On December 31, 2000, then-U.S. War Crimes Ambassador David Scheffer signed the Rome Statute on behalf of the U.S. Under article 18 of the Vienna Convention on the Law of Treaties, a signatory is obligated not to do anything that would undermine the “object and purpose” of a treaty. (The U.S., which is not a party to the Vienna Convention, does recognize it as customary international law.) However, by note dated May 6, 2002, the Bush Administration stated that the U.S. was no longer bound by the obligations of a signatory. Specifically, the note from John R. Bolton stated that “the United States does not intend to become a party to the treaty. Accordingly, the United States has no legal obligations arising from its signature on December 31, 2000.”
Koh has now orally negated the Bolton note by remarks he made that the Administration’s policy is not to defeat the object and purpose of the Rome Statute. He stated this at N.Y.U.’s Center for Global Affairs on October 27, 2010, the Grotius Center of Leiden University on November 16, 2012, and the New York City Bar Association on November 26, 2012.
The Bolton 2002 note did not in fact withdraw the U.S.’s signature because there is no provision in the Vienna Convention for removing a signature to a treaty. Yet, it was nonetheless a dispiriting low-point that the Bush Administration chose not to adhere to even the very minimal obligations of a signatory to the treaty—not to undermine the “object and purpose” of the ICC.
While various NGOs and others—including the American Branch of the International Law Association’s International Criminal Court Committee (which this author chairs)—have urged the Obama Administration to send a new note negating the Bush Administration’s note, Koh’s oral statements are nonetheless welcome. While the statements do not necessarily have the weight of a counter-note, hopefully, support will galvanize to send such a counter-note. Koh has taken the position that Bolton’s note is merely a piece of “graffiti” and no further action is required; yet, the U.N., in its listing of Rome Statute States Parties and signatories has a footnote by the U.S.’s name still reflecting the Bolton note as the official position of the U.S. government.

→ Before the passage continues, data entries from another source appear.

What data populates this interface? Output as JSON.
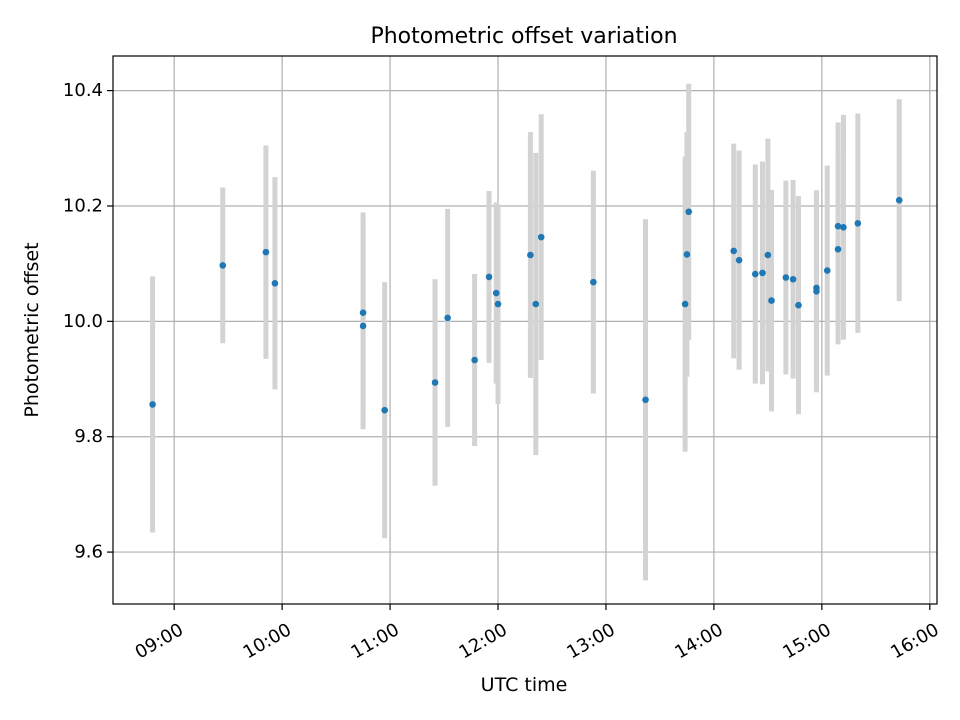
{
  "chart_data": {
    "type": "scatter",
    "title": "Photometric offset variation",
    "xlabel": "UTC time",
    "ylabel": "Photometric offset",
    "x_type": "time",
    "xlim": [
      "08:26",
      "16:04"
    ],
    "ylim": [
      9.51,
      10.46
    ],
    "x_ticks": [
      "09:00",
      "10:00",
      "11:00",
      "12:00",
      "13:00",
      "14:00",
      "15:00",
      "16:00"
    ],
    "y_ticks": [
      9.6,
      9.8,
      10.0,
      10.2,
      10.4
    ],
    "grid": true,
    "legend": "none",
    "colors": {
      "marker": "#1f77b4",
      "errorbar": "#d3d3d3",
      "grid": "#b0b0b0"
    },
    "points": [
      {
        "x": "08:48",
        "y": 9.856,
        "err": 0.222
      },
      {
        "x": "09:27",
        "y": 10.097,
        "err": 0.135
      },
      {
        "x": "09:51",
        "y": 10.12,
        "err": 0.185
      },
      {
        "x": "09:56",
        "y": 10.066,
        "err": 0.184
      },
      {
        "x": "10:45",
        "y": 10.015,
        "err": 0.174
      },
      {
        "x": "10:45",
        "y": 9.992,
        "err": 0.179
      },
      {
        "x": "10:57",
        "y": 9.846,
        "err": 0.222
      },
      {
        "x": "11:25",
        "y": 9.894,
        "err": 0.179
      },
      {
        "x": "11:32",
        "y": 10.006,
        "err": 0.189
      },
      {
        "x": "11:47",
        "y": 9.933,
        "err": 0.149
      },
      {
        "x": "11:55",
        "y": 10.077,
        "err": 0.149
      },
      {
        "x": "11:59",
        "y": 10.049,
        "err": 0.157
      },
      {
        "x": "12:00",
        "y": 10.03,
        "err": 0.173
      },
      {
        "x": "12:18",
        "y": 10.115,
        "err": 0.213
      },
      {
        "x": "12:21",
        "y": 10.03,
        "err": 0.262
      },
      {
        "x": "12:24",
        "y": 10.146,
        "err": 0.213
      },
      {
        "x": "12:53",
        "y": 10.068,
        "err": 0.193
      },
      {
        "x": "13:22",
        "y": 9.864,
        "err": 0.313
      },
      {
        "x": "13:44",
        "y": 10.03,
        "err": 0.256
      },
      {
        "x": "13:45",
        "y": 10.116,
        "err": 0.212
      },
      {
        "x": "13:46",
        "y": 10.19,
        "err": 0.222
      },
      {
        "x": "14:11",
        "y": 10.122,
        "err": 0.186
      },
      {
        "x": "14:14",
        "y": 10.106,
        "err": 0.19
      },
      {
        "x": "14:23",
        "y": 10.082,
        "err": 0.19
      },
      {
        "x": "14:27",
        "y": 10.084,
        "err": 0.193
      },
      {
        "x": "14:30",
        "y": 10.115,
        "err": 0.202
      },
      {
        "x": "14:32",
        "y": 10.036,
        "err": 0.192
      },
      {
        "x": "14:40",
        "y": 10.076,
        "err": 0.168
      },
      {
        "x": "14:44",
        "y": 10.073,
        "err": 0.172
      },
      {
        "x": "14:47",
        "y": 10.028,
        "err": 0.189
      },
      {
        "x": "14:57",
        "y": 10.058,
        "err": 0.169
      },
      {
        "x": "14:57",
        "y": 10.052,
        "err": 0.175
      },
      {
        "x": "15:03",
        "y": 10.088,
        "err": 0.182
      },
      {
        "x": "15:09",
        "y": 10.125,
        "err": 0.165
      },
      {
        "x": "15:09",
        "y": 10.165,
        "err": 0.18
      },
      {
        "x": "15:12",
        "y": 10.163,
        "err": 0.195
      },
      {
        "x": "15:20",
        "y": 10.17,
        "err": 0.19
      },
      {
        "x": "15:43",
        "y": 10.21,
        "err": 0.175
      }
    ]
  }
}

Being a signatory only creates a loose commitment for a state to support a treaty, and is in no way akin to joining the treaty—done through the process of ratification or accession. The U.S.—which now supports the ICC’s work on a case-by-case basis—should have no problem in supporting the “object and purpose” of a court designed to prosecute the worst instances of genocide, war crimes and crimes against humanity.